The use of the model to predict the indicator in unsurveyed districts before an LQAS survey has been performed is of course limited by the lack of individual-level covariates in those districts. Since both age and education are strong predictors of FBD, it was not possible to give a point estimate for the indicator. However this method can be used to suggest which districts it would be most efficient to include in the next round of LQAS surveys.

Conclusion

In this study we described and modelled the spatial and temporal patterns of an important health system indicator: percentage of mothers of children aged 0–11 months with FBD. Using data collected with LQAS across Uganda during 2003–2011, we plotted the time and regional variations of this indicator. The prevalence of FBD generally increases with time but remains low in some areas. The logistic regression model provides evidence that the likelihood of FBD is greater in districts with more health facilities per capita, more road infrastructure and higher wealth index; however, the use of FBD is lower among older women and greater for mothers with higher levels of education.

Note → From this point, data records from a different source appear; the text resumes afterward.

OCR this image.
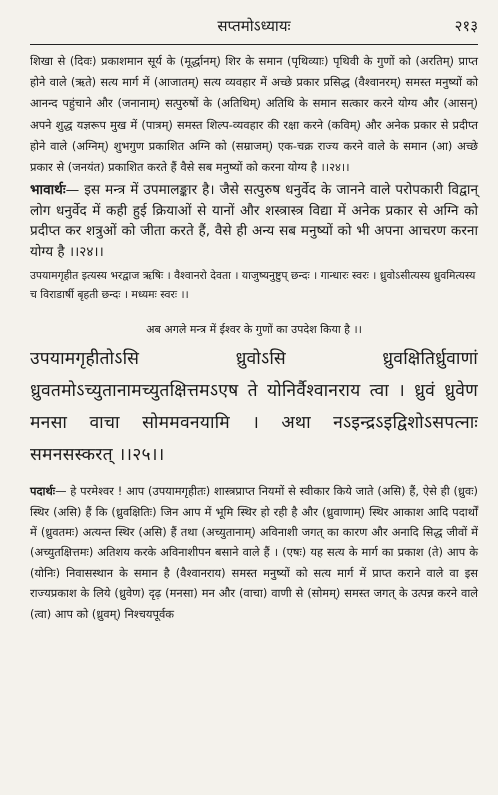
सप्तमोऽध्यायः	२१३

शिखा से (दिवः) प्रकाशमान सूर्य के (मूर्द्धानम्) शिर के समान (पृथिव्याः) पृथिवी के गुणों को (अरतिम्) प्राप्त होने वाले (ऋते) सत्य मार्ग में (आजातम्) सत्य व्यवहार में अच्छे प्रकार प्रसिद्ध (वैश्वानरम्) समस्त मनुष्यों को आनन्द पहुंचाने और (जनानाम्) सत्पुरुषों के (अतिथिम्) अतिथि के समान सत्कार करने योग्य और (आसन्) अपने शुद्ध यज्ञरूप मुख में (पात्रम्) समस्त शिल्प-व्यवहार की रक्षा करने (कविम्) और अनेक प्रकार से प्रदीप्त होने वाले (अग्निम्) शुभगुण प्रकाशित अग्नि को (सम्राजम्) एक-चक्र राज्य करने वाले के समान (आ) अच्छे प्रकार से (जनयंत) प्रकाशित करते हैं वैसे सब मनुष्यों को करना योग्य है ।।२४।।

भावार्थः— इस मन्त्र में उपमालङ्कार है। जैसे सत्पुरुष धनुर्वेद के जानने वाले परोपकारी विद्वान् लोग धनुर्वेद में कही हुई क्रियाओं से यानों और शस्त्रास्त्र विद्या में अनेक प्रकार से अग्नि को प्रदीप्त कर शत्रुओं को जीता करते हैं, वैसे ही अन्य सब मनुष्यों को भी अपना आचरण करना योग्य है ।।२४।।

उपयामगृहीत इत्यस्य भरद्वाज ऋषिः । वैश्वानरो देवता । याजुष्यनुष्टुप् छन्दः । गान्धारः स्वरः । ध्रुवोऽसीत्यस्य ध्रुवमित्यस्य च विराडार्षी बृहती छन्दः । मध्यमः स्वरः ।।

अब अगले मन्त्र में ईश्वर के गुणों का उपदेश किया है ।।

उपयामगृहीतोऽसि ध्रुवोऽसि ध्रुवक्षितिर्ध्रुवाणां ध्रुवतमोऽच्युतानामच्युतक्षित्तमऽएष ते योनिर्वैश्वानराय त्वा । ध्रुवं ध्रुवेण मनसा वाचा सोममवनयामि । अथा नऽइन्द्रऽइद्विशोऽसपत्नाः समनसस्करत् ।।२५।।

पदार्थः— हे परमेश्वर ! आप (उपयामगृहीतः) शास्त्रप्राप्त नियमों से स्वीकार किये जाते (असि) हैं, ऐसे ही (ध्रुवः) स्थिर (असि) हैं कि (ध्रुवक्षितिः) जिन आप में भूमि स्थिर हो रही है और (ध्रुवाणाम्) स्थिर आकाश आदि पदार्थों में (ध्रुवतमः) अत्यन्त स्थिर (असि) हैं तथा (अच्युतानाम्) अविनाशी जगत् का कारण और अनादि सिद्ध जीवों में (अच्युतक्षित्तमः) अतिशय करके अविनाशीपन बसाने वाले हैं । (एषः) यह सत्य के मार्ग का प्रकाश (ते) आप के (योनिः) निवासस्थान के समान है (वैश्वानराय) समस्त मनुष्यों को सत्य मार्ग में प्राप्त कराने वाले वा इस राज्यप्रकाश के लिये (ध्रुवेण) दृढ़ (मनसा) मन और (वाचा) वाणी से (सोमम्) समस्त जगत् के उत्पन्न करने वाले (त्वा) आप को (ध्रुवम्) निश्चयपूर्वक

The observational nature of this study cannot demonstrate causation but suggests that mothers do deliver in health facilities if the facilities are available and accessible. In addition, the model has the potential to provide a predicted range for the indicator in unsurveyed districts, and therefore can flag priority districts, which are likely to have low indicator values and require new surveys to assess the accuracy of this accuracy of the flag.

Finally, to understand maternal health related behaviour in Uganda and specifically to appreciate the factors involved in seeking FBD, the findings of this research should be assessed together with studies of the capacities of health facilities to provide EmOC, and with qualitative research analysing belief systems and experience which influence care seeking.